The best way to understand how file formats work in afmformats is to take a look at the file formats implemented already. For the sake of clarity, here is a file format reader template:

import pathlib

import numpy as np


__all__ = ["load_my_format"]


def load_my_format(path, callback=None, meta_override=None):
    """Loads AFM data from my format

    This is the main function for loading your file format. Please
    add a description here.

    Parameters
    ----------
    path: str or pathlib.Path or io.TextIOBase
        path to a .tab file
    callback: callable
        function for progress tracking; must accept a float in
        [0, 1] as an argument.
    meta_override: dict
        if specified, contains key-value pairs of metadata that
        are used when loading the files
        (see :data:`afmformats.meta.META_FIELDS`)
    """
    if meta_override is None:
        meta_override = {}

    path = pathlib.Path(path)
    # Here you would start parsing your data and metadata from `path`
    # You should specify as many metadata keys as possible. See
    # afmformats.meta.DEF_ALL for a list of valid keys.
    metadata = {"path": path}
    # Valid column names are defined in afmformats.afm_data.known_columns.
    data = {"force": np.linspace(1e-9, 5e-9, 100),
            "height (measured)": np.linspace(2e-6, -1e-6, 100)}

    metadata.update(meta_override)
    dd = {"data": data,
          "metadata": metadata}

    if callback is not None:
        callback(1)

    # You may also return a list with more items in case the file format
    # contains more than one curve.
    return [dd]


recipe_myf = {
    "descr": "A short description",
    "loader": load_my_format,
    "suffix": ".myf",
    "modality": "force-distance",
    "maker": "designer of file format",
}

A few notes:

  • The recipe_myf contains the recipe for loading the file format into afmformats. It must be registered in afmformats/formats/__init__.py.

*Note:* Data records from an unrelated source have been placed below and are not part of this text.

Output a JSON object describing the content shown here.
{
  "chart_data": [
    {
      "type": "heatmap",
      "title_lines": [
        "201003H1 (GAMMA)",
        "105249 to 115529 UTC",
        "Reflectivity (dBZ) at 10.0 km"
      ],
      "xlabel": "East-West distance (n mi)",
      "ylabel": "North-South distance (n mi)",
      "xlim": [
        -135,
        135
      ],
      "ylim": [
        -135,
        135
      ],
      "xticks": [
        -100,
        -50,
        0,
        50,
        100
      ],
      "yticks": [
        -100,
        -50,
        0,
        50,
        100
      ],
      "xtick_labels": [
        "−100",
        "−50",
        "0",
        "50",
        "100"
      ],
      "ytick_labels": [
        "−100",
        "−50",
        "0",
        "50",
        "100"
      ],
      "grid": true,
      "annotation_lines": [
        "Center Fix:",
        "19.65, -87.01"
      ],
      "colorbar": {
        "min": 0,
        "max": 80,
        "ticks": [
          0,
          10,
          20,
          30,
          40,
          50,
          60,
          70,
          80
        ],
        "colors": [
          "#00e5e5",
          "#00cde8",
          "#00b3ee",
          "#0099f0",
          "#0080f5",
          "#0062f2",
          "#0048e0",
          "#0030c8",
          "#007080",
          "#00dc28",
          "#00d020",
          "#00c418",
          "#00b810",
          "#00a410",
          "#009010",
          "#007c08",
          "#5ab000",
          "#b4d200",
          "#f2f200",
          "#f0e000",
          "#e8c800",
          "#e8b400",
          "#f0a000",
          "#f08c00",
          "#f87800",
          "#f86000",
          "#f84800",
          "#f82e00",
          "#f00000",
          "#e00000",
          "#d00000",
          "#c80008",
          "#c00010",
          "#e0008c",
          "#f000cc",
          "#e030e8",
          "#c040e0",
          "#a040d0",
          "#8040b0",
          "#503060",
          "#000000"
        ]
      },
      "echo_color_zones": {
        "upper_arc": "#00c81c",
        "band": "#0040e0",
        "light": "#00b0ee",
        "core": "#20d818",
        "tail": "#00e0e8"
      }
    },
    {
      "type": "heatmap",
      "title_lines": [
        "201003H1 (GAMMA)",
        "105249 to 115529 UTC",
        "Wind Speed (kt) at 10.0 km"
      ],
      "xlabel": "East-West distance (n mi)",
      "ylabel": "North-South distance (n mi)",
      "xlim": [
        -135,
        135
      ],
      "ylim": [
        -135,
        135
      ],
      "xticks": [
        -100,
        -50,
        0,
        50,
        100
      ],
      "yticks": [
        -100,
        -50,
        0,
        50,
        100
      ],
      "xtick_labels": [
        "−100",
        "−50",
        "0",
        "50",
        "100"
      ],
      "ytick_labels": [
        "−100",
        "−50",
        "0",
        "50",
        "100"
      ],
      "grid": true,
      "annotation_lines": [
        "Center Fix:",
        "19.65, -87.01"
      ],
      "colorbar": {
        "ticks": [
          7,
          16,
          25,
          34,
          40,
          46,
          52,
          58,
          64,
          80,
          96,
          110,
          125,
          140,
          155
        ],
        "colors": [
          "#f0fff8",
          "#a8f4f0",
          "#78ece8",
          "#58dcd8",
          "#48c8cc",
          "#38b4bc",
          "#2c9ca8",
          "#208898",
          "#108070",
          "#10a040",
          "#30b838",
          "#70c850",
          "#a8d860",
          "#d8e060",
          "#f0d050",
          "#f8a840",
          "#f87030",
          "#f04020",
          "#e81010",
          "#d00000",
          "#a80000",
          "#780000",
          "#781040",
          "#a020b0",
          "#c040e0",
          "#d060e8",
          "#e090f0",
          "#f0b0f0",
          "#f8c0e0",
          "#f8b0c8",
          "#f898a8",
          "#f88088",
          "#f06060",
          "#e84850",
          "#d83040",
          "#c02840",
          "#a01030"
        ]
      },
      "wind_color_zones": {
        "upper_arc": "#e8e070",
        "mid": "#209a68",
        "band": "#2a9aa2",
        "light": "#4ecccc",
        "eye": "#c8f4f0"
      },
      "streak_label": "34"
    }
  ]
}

  • You may call the callback function with a floating point value between 0 and 1 (progress tracking) in-between of your loading steps if you expect that your file format reader is slow (e.g. several curves have to be loaded). This will give users of e.g. PyJibe visual feedback on how long they will have to wait.

  • The meta_override dictionary is useful if you file format does not contain essential metadata such as spring constant or sensitivity. In such cases, you can raise an afmformats.errors.MissingMetaDataError to signal PyJibe that it should ask the user for the missing metadata. For an example, please see the AFM workshop file format.

Optimizing data import

In most cases, it is not neccessary to actually load the data from disk in the load_my_format method, especially if you have to parse large binary blobs or text files. In such cases, you can make use of the lazy loaders implemented in afmformats. For metadata, you can use afmformats.meta.LazyMetaValue and for data columns, you can use afmformats.lazy_loader.LazyData. The JPK file reader makes heavy usage of those classes.